La madurez que exige el momento: inteligencia emocional para unir a Colombia

27 de noviembre de 2025, 10:00 p.m. —  Redactado por: Gineth Gómez


Hay discusiones políticas que se ganan gritando y otras que solo se ganan pensando. En ‘Cívicos’, Abelardo De La Espriella dejó claro a cuál de las dos pertenece. Frente a quienes buscan provocar, dividir o empujarlo a peleas menores, su respuesta no fue rabia ni estridencia: fue madurez. Fue inteligencia emocional. Fue la claridad de alguien que entiende que el reto de Colombia no es personal, es histórico.


El temple que pide una contienda presidencial


Mientras algunos insisten en convertir esta campaña en una arena de ataques personales, De La Espriella recordó un punto esencial: para dirigir un país no basta con tener propuestas; hay que tener cabeza fría. Dijo que este momento político exige “madurez, inteligencia emocional y responsabilidad”, tres elementos que no suelen abundar en los escenarios donde se confunde vehemencia con liderazgo.


No se trata sólo de aguantar golpes, se trata de entender cuáles vale la pena responder y cuáles buscan desviar el rumbo del proyecto nacional. Colombia ya ha sufrido demasiado por los impulsos del poder; ahora necesita precisión, serenidad y un liderazgo que no se desestabilice por cálculos ajenos.


De La Espriella fue claro: “Aquí no se trata del doctor Pinzón, ni del doctor Cárdenas, ni de mí”. Lo que está en juego no son carreras políticas, sino el futuro de Colombia. Por eso insiste en que la contienda requiere disciplina, practicidad y templanza. No entrar en provocaciones ni es debilidad: es estrategia. Es liderazgo.
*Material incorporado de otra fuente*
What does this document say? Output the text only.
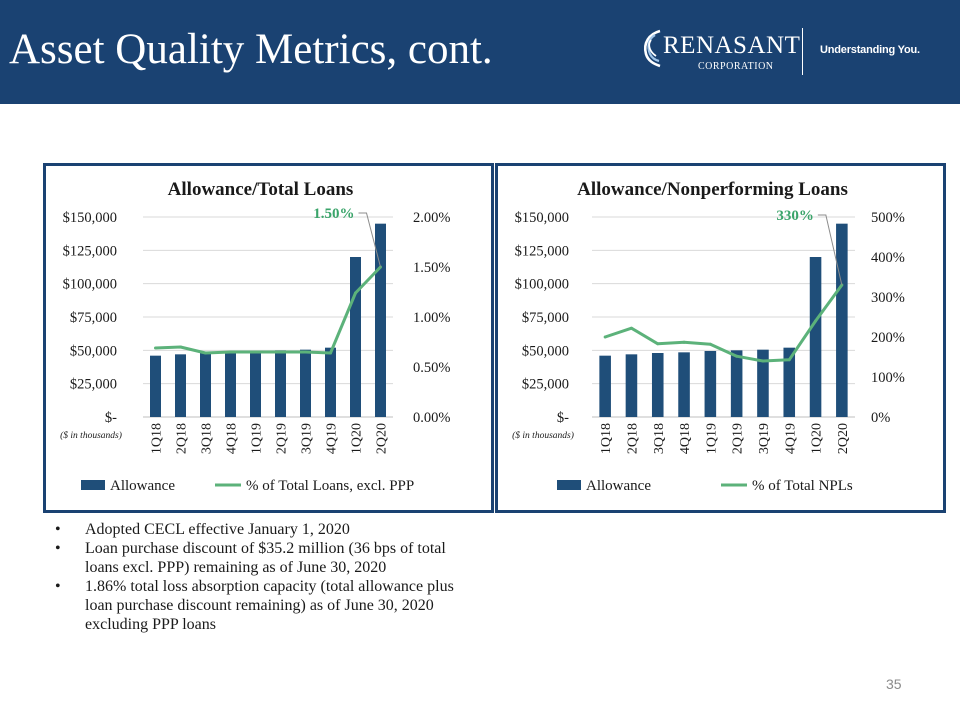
Asset Quality Metrics, cont.	RENASANT
CORPORATION
Understanding You.
Allowance/Total Loans
$-
$25,000
$50,000
$75,000
$100,000
$125,000
$150,000
0.00%
0.50%
1.00%
1.50%
2.00%
($ in thousands) 1Q18 2Q18 3Q18 4Q18 1Q19 2Q19 3Q19 4Q19 1Q20 2Q20
1.50%
Allowance	% of Total Loans, excl. PPP
Allowance/Nonperforming Loans
$-
$25,000
$50,000
$75,000
$100,000
$125,000
$150,000
0%
100%
200%
300%
400%
500%
($ in thousands) 1Q18 2Q18 3Q18 4Q18 1Q19 2Q19 3Q19 4Q19 1Q20 2Q20
330%
Allowance	% of Total NPLs
• Adopted CECL effective January 1, 2020
• Loan purchase discount of $35.2 million (36 bps of total loans excl. PPP) remaining as of June 30, 2020
• 1.86% total loss absorption capacity (total allowance plus loan purchase discount remaining) as of June 30, 2020 excluding PPP loans
35
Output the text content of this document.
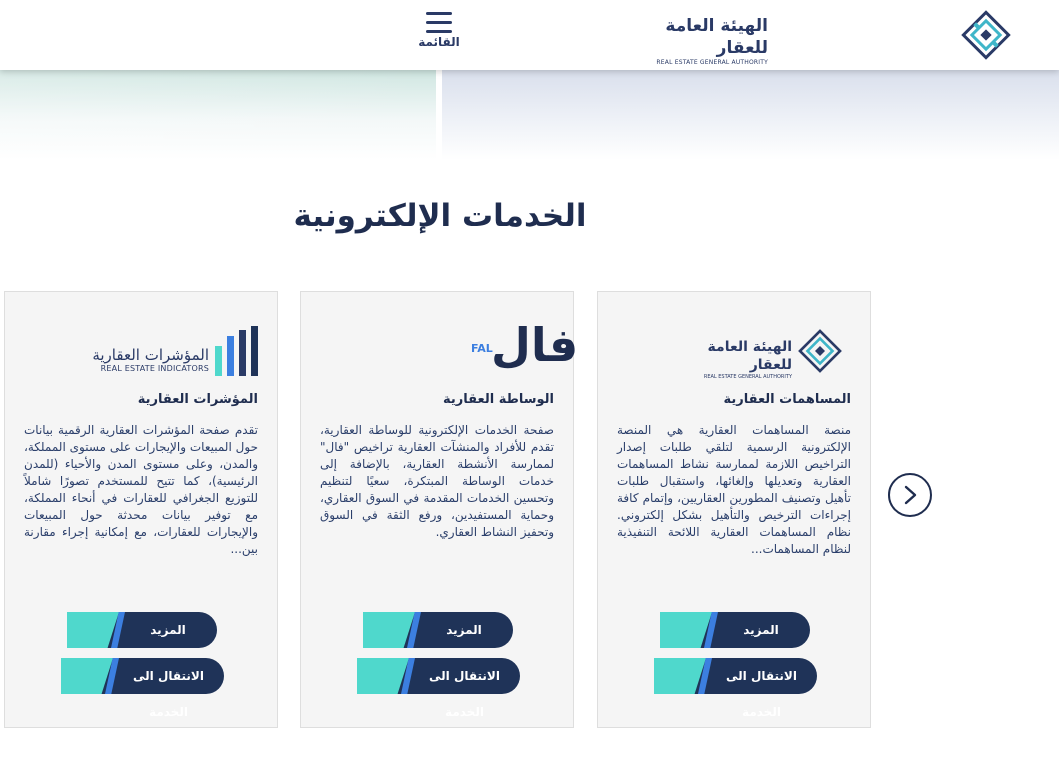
القائمة
الهيئة العامة للعقار
REAL ESTATE GENERAL AUTHORITY
الخدمات الإلكترونية
الهيئة العامة للعقار
REAL ESTATE GENERAL AUTHORITY
المساهمات العقارية
منصة المساهمات العقارية هي المنصة الإلكترونية الرسمية لتلقي طلبات إصدار التراخيص اللازمة لممارسة نشاط المساهمات العقارية وتعديلها وإلغائها، واستقبال طلبات تأهيل وتصنيف المطورين العقاريين، وإتمام كافة إجراءات الترخيص والتأهيل بشكل إلكتروني. نظام المساهمات العقارية اللائحة التنفيذية لنظام المساهمات...
المزيد
الانتقال الى الخدمة
فال
FAL
الوساطة العقارية
صفحة الخدمات الإلكترونية للوساطة العقارية، تقدم للأفراد والمنشآت العقارية تراخيص "فال" لممارسة الأنشطة العقارية، بالإضافة إلى خدمات الوساطة المبتكرة، سعيًا لتنظيم وتحسين الخدمات المقدمة في السوق العقاري، وحماية المستفيدين، ورفع الثقة في السوق وتحفيز النشاط العقاري.
المزيد
الانتقال الى الخدمة
المؤشرات العقارية
REAL ESTATE INDICATORS
المؤشرات العقارية
تقدم صفحة المؤشرات العقارية الرقمية بيانات حول المبيعات والإيجارات على مستوى المملكة، والمدن، وعلى مستوى المدن والأحياء (للمدن الرئيسية)، كما تتيح للمستخدم تصورًا شاملاً للتوزيع الجغرافي للعقارات في أنحاء المملكة، مع توفير بيانات محدثة حول المبيعات والإيجارات للعقارات، مع إمكانية إجراء مقارنة بين...
المزيد
الانتقال الى الخدمة
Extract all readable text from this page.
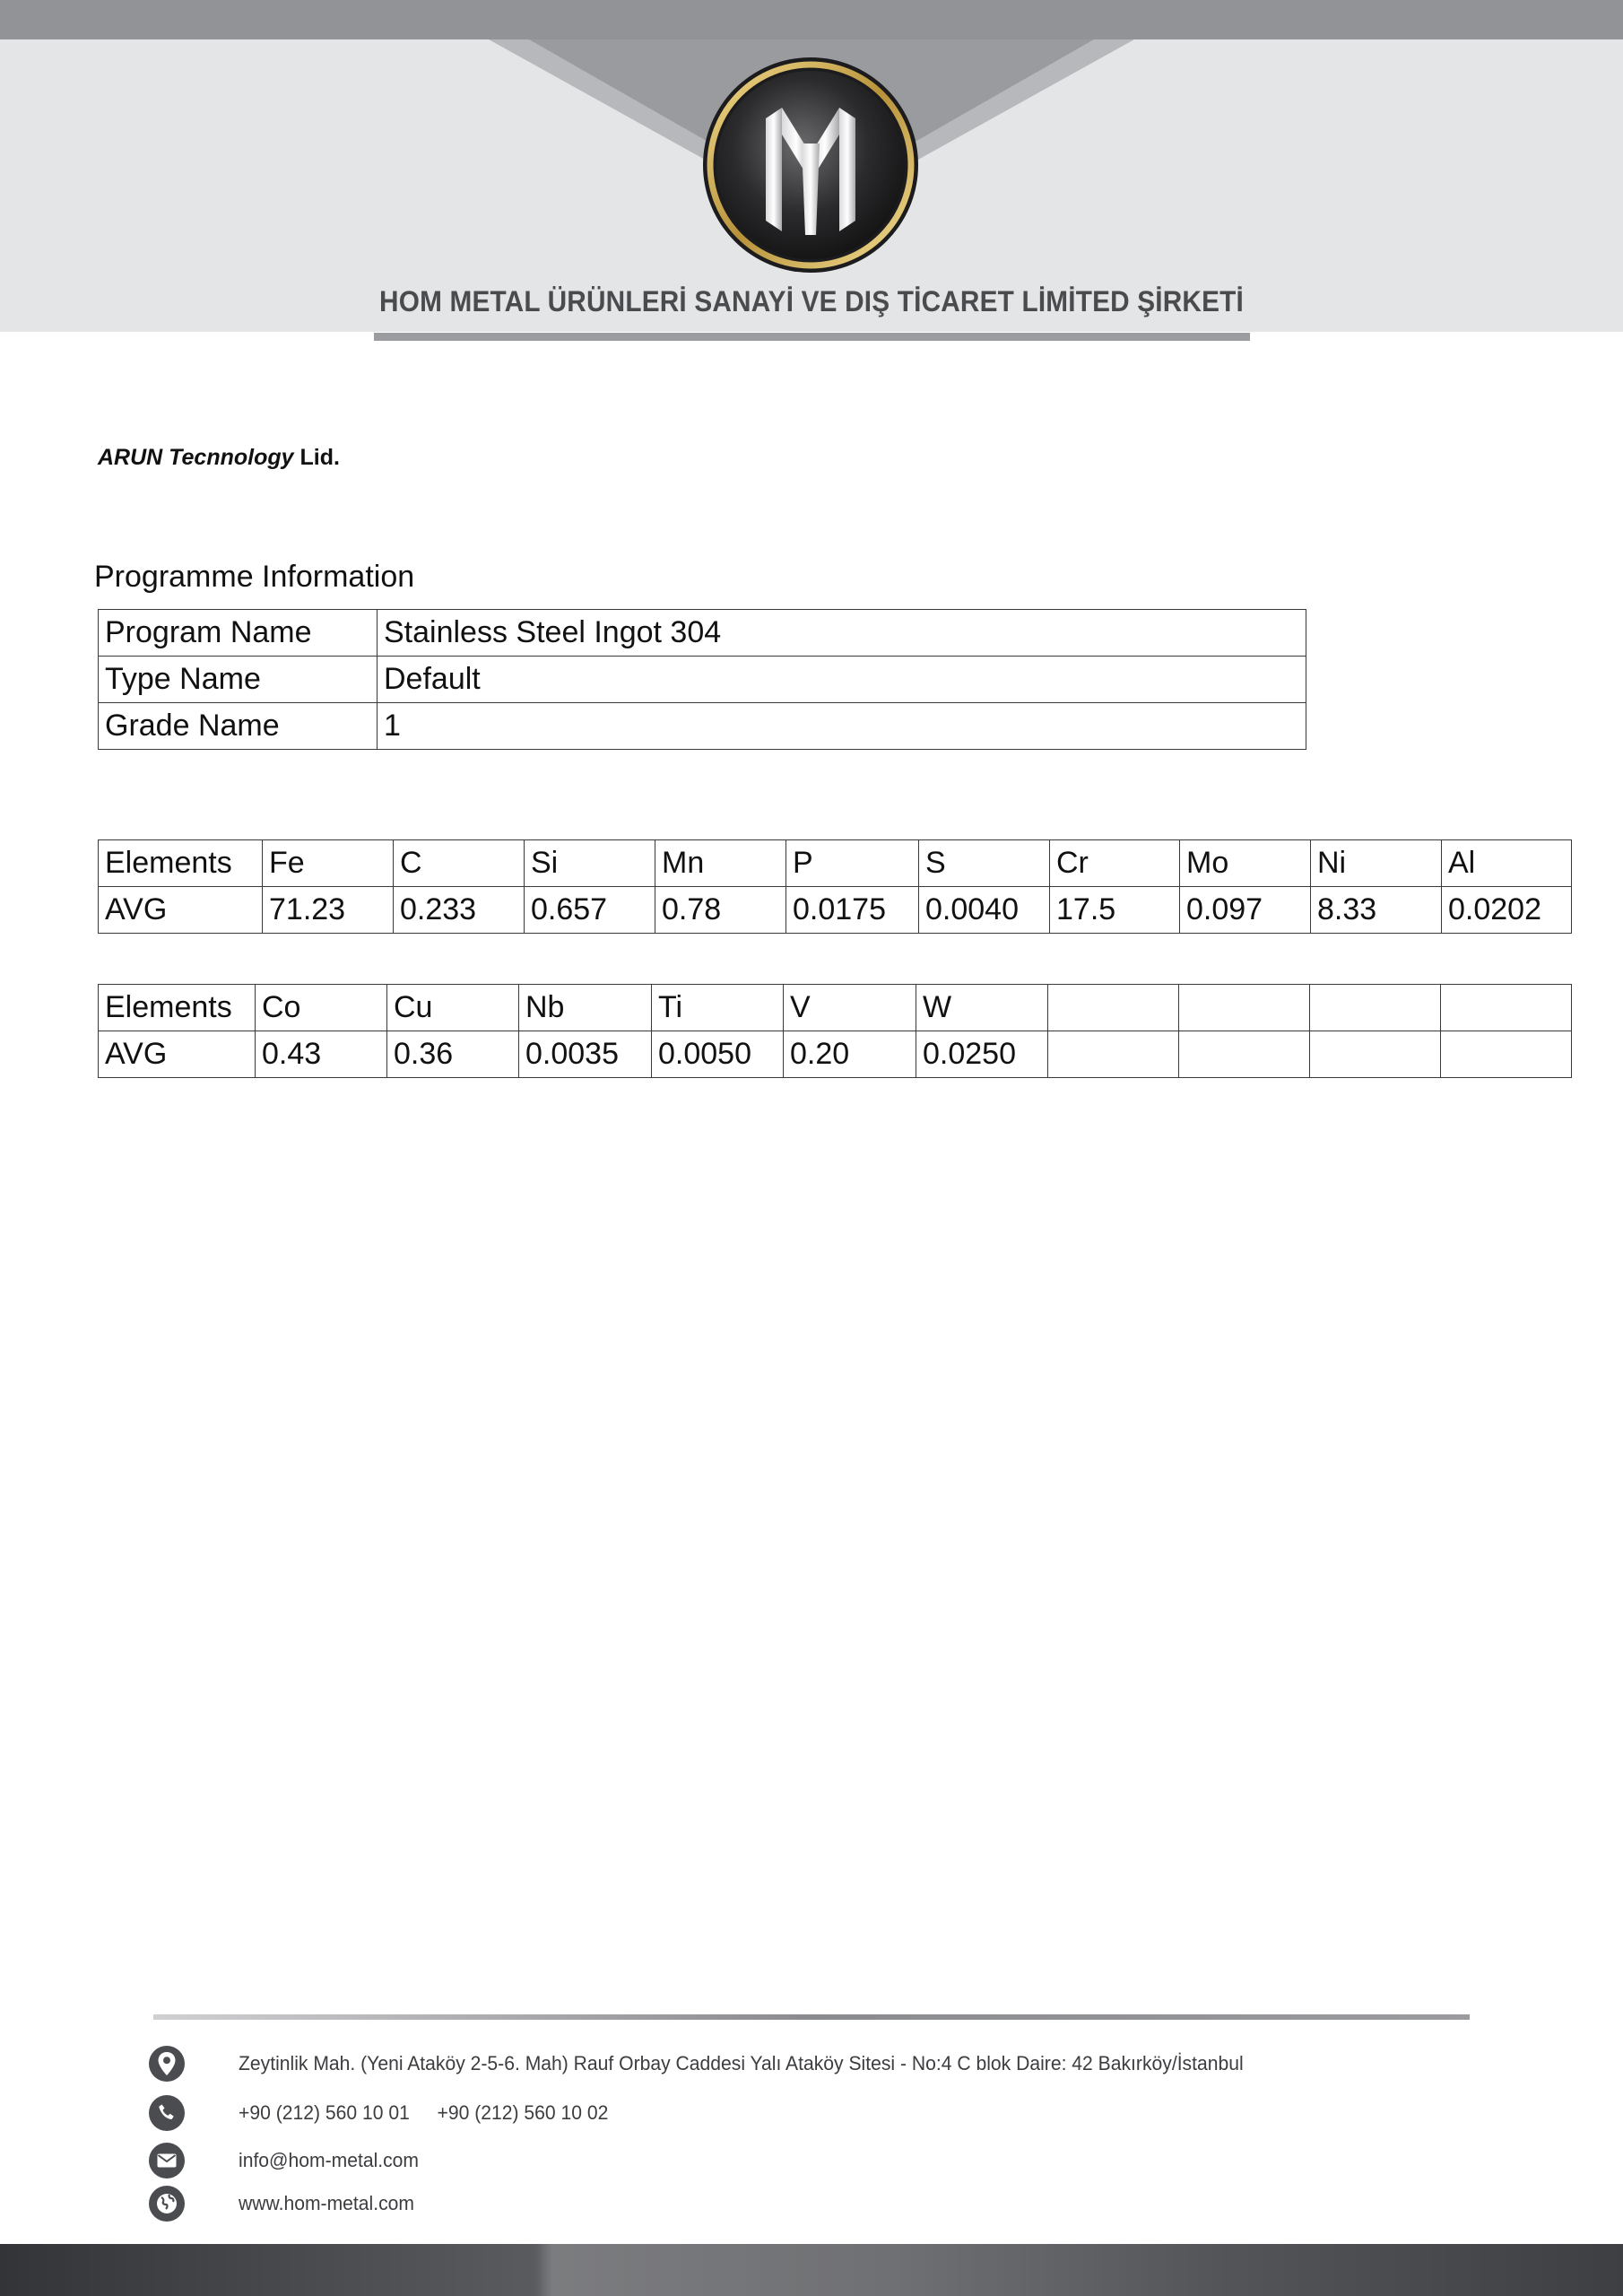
HOM METAL ÜRÜNLERİ SANAYİ VE DIŞ TİCARET LİMİTED ŞİRKETİ
ARUN Tecnnology Lid.
Programme Information
Program Name	Stainless Steel Ingot 304
Type Name	Default
Grade Name	1
Elements	Fe	C	Si	Mn	P	S	Cr	Mo	Ni	Al
AVG	71.23	0.233	0.657	0.78	0.0175	0.0040	17.5	0.097	8.33	0.0202
Elements	Co	Cu	Nb	Ti	V	W				
AVG	0.43	0.36	0.0035	0.0050	0.20	0.0250				
Zeytinlik Mah. (Yeni Ataköy 2-5-6. Mah) Rauf Orbay Caddesi Yalı Ataköy Sitesi - No:4 C blok Daire: 42 Bakırköy/İstanbul
+90 (212) 560 10 01 +90 (212) 560 10 02
info@hom-metal.com
www.hom-metal.com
Es entender para qué se está en esta lucha.


Un candidato que no vive de la política


En medio de la conversación dejó caer una verdad incómoda para muchos: él no está en la contienda porque no tenga otro camino. “Yo tengo doscientos planes más”, dijo entre líneas, recordando que es empresario, abogado y creador de múltiples compañías.


Y ahí está la diferencia: mientras los políticos profesionales no tienen otro plan que la política, él decidió renunciar a todo lo demás para que Colombia sea su único plan. No por ambición, sino por propósito. En tiempos donde muchos buscan un cargo para asegurar su futuro personal, De La Espriella plantea lo contrario: poner su futuro al servicio de Colombia.


Lo que quedó claro en ‘Cívicos’ es que el precandidato presidencial Abelardo De La Espriella no entra en la lógica del insulto que domina la conversación pública. Lejos de caer en provocaciones, reafirmó que la inteligencia emocional no es un accesorio en política: es una herramienta de supervivencia nacional.


Colombia no necesita más incendios. Necesita alguien que piense, que entienda el momento, que no se distraiga con el ruido ni sacrifique la unidad en una guerra de vanidades. Esa capacidad de escoger batallas, leer el país y mantener el rumbo es lo que empieza a calar en la gente que lo escucha.


El líder de Defensores de la Patria no pretende gustarle a todos. Pretende cumplirle a Colombia. Y para eso, el carácter pesa más que cualquier alianza improvisada.